Le concept d’art, en tant que chose rare et exquise dont on peut profiter, se régaler dans les musées et les expositions, ou que l’on utilise pour désigner les belles décorations des salons les plus raffinés, n’a été introduit que récemment, et la plupart des principaux bâtisseurs, peintres et sculpteurs du passé n’en soupçonnaient pas l’existence.
Architecture, peinture et sculpture n’étaient pas considérées comme de pures œuvres d’art, mais bien comme des objets ayant une fonction déterminée, et jugés surtout selon des critères utilitaires.
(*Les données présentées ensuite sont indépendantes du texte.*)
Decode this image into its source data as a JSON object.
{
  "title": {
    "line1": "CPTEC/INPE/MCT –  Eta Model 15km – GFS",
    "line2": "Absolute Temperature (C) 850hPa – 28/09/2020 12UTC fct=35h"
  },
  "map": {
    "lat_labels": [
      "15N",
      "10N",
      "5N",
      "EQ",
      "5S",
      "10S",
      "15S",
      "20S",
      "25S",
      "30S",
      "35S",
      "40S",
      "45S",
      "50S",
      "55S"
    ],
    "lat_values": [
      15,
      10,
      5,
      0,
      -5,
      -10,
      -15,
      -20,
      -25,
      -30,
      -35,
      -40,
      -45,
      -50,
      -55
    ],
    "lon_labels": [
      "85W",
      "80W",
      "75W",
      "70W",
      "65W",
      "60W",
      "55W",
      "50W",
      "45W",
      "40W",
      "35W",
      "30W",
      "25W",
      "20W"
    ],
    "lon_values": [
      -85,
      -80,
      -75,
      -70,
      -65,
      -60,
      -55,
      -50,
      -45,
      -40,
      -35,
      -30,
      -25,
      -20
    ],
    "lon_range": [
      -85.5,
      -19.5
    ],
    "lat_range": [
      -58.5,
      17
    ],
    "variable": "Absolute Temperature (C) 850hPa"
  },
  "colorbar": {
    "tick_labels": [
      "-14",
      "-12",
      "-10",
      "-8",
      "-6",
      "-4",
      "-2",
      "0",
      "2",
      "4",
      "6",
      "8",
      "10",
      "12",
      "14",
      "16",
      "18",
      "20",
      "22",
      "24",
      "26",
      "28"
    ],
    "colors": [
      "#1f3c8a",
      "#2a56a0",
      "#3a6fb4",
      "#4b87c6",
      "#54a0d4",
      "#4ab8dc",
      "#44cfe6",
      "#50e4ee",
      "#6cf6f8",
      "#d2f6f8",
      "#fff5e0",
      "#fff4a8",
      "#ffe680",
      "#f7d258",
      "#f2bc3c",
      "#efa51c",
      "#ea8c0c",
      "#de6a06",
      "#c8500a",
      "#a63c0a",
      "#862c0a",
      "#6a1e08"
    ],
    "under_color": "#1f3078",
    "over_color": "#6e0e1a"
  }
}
Les images n’avaient pas un rôle esthétique mais une utilité bien précise, riches de par leur puissance.
L’histoire de l’art tout entière n’est donc pas l’histoire d’un perfectionnement technique progressif, mais bien de l’évolution des critères et des exigences.
Les œuvres d’art ont reflété, en effet, l’élégance et le raffinement des modes de chaque époque.
Pour produire une perle parfaite, l’huître a besoin d’un corps étranger, tel un grain de sable ou un éclat de pierre, autour duquel elle secrétera son propre suc : sans ce noyau, la perle deviendrait une masse informe.
Si le sens de la couleur et de la forme doit se cristalliser en une œuvre parfaite, l’artiste aussi a besoin d’un noyau, d’une tâche définie grâce à laquelle il pourra exprimer son talent.
Dès l’Antiquité, la communauté était ce noyau vital, et la perle recouvrait complètement le noyau; et ce fut la tradition figurative qui introduisit les indispensables grains de sable.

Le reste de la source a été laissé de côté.